ORLANDO, Fla. – A Florida judge Friday increased the reimbursement costs Casey Anthony must pay to investigators for searching for her missing 2-year-old daughter three years ago.
Judge Belvin Perry added another $119,000 to the bill she owes four law enforcement agencies in central Florida, bringing the total to more than $217,000. That’s still short of the $500,000 prosecutors were seeking.
The additional amount comes from the Orange County Sheriff’s Office providing the judge with more details about their costs. The judge said in the earlier order that the Sheriff’s Office hadn’t sufficiently broken down the costs of its investigation from mid-July through September 2008.
Anthony was acquitted in July on charges of murdering her daughter, Caylee. But the 25-year-old was convicted of four misdemeanor counts of lying to authorities.
She told officers a baby sitter had kidnapped the child. Authorities later learned the baby sitter never existed.
NTSB suspects part fell off plane
LAS VEGAS – Federal investigators are looking at evidence that something fell off a modified World War II-era racing aircraft as it climbed, rolled and crashed nose-first into spectators, killing 11 during air races in Reno last week, according to a preliminary report released Friday.
The one-week National Transportation Safety Board summary of evidence collected after the Sept. 16 crash at Reno-Stead Airport puts the number of injured at 74.
The report made no conclusions and noted that investigators are trying to extract clues from an onboard data box and camera equipment believed to be from the plane. A final report with findings could take more than a year.
The NTSB cited photo and video evidence that a piece fell off the aircraft after the pilot completed several laps and made a steep left turn toward the home pylon and grandstand. The plane banked suddenly left, then right, turned away from the race course and pitched into a steep nose-high climb, the report said.
Former refugee tapped for bench
WASHINGTON – Judge Jacqueline Nguyen had never met a lawyer before attending law school at UCLA. She fled Vietnam during the fall of Saigon with her parents and five siblings, all younger than 11, and started life in the U.S. living in a tent city with other refugees at Camp Pendleton in California.
Now President Barack Obama has nominated Nguyen, who two years ago became the first Vietnamese-American woman to serve as a federal judge, to the United States Court of Appeals for the 9th Circuit in San Francisco.

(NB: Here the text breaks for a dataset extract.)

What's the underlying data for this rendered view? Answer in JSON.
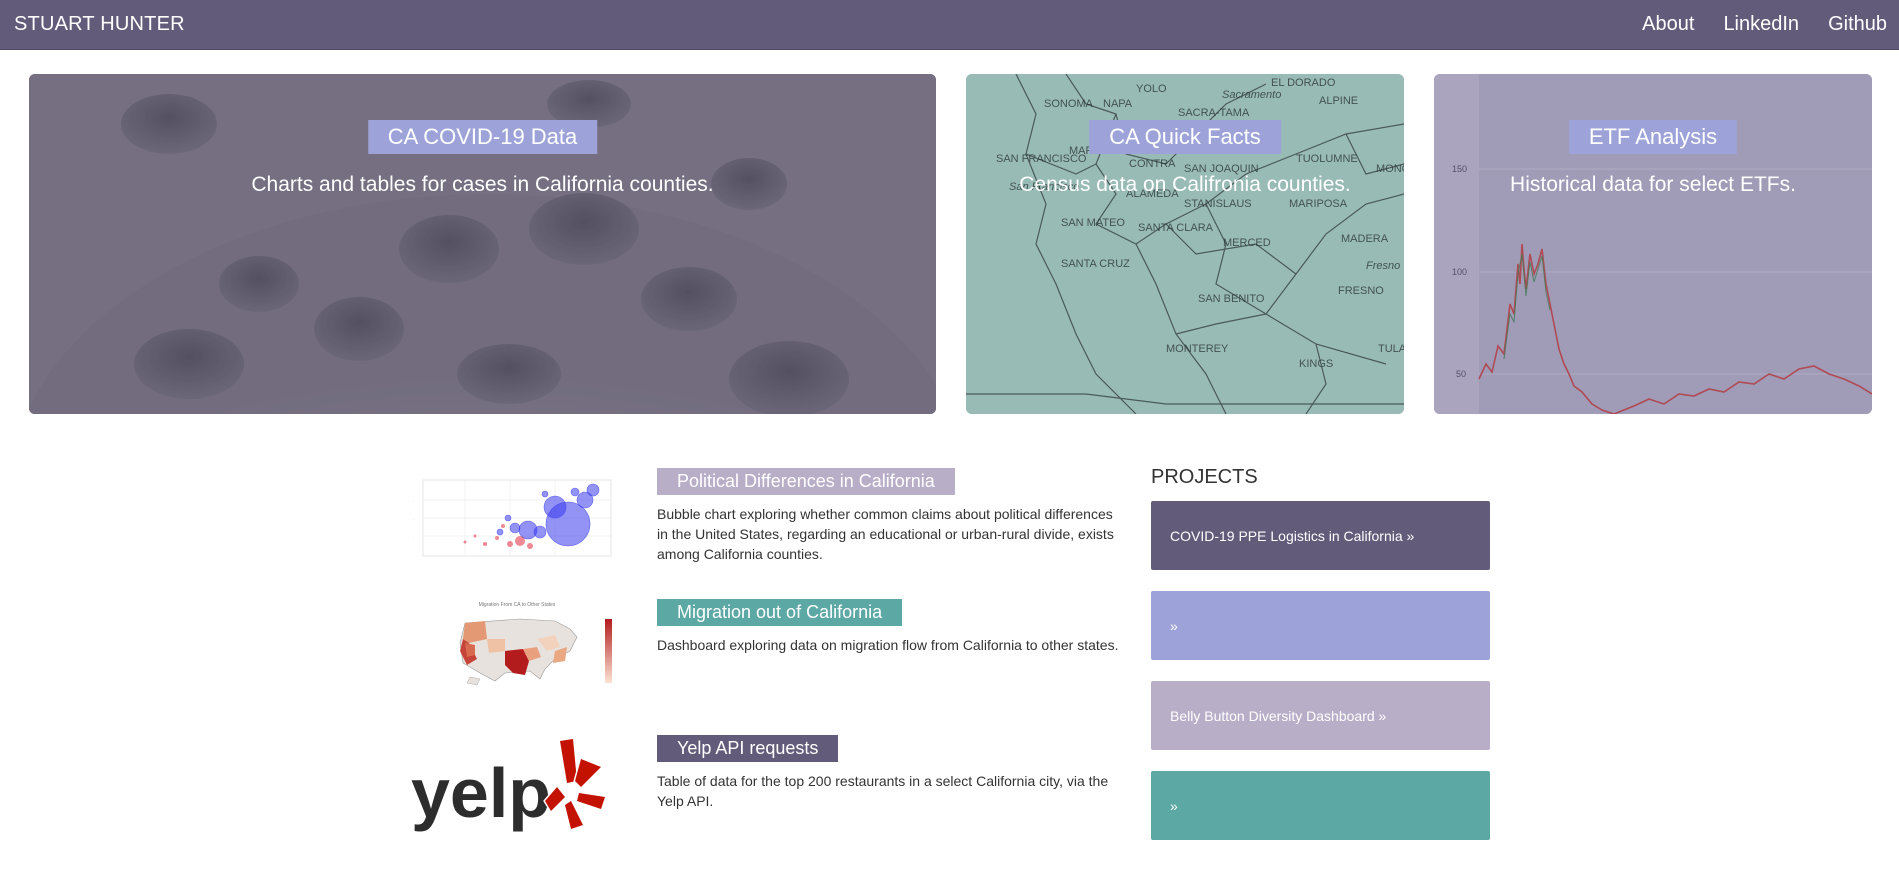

“Judge Nguyen has been a trailblazer, displaying an outstanding commitment to public service throughout her career,” Obama said.
After fleeing Vietnam, Nguyen’s parents saved enough money to open a doughnut shop in North Hollywood.
Her mother cleaned dental offices at night and peeled apples for a pie company, jobs Nguyen would often help with, as her father transitioned from being a major in the South Vietnamese Army to being an overnight-shift worker at a bank and a gas attendant.
She said that working with Asian immigrants while in law school “reminded me of how lost we were.”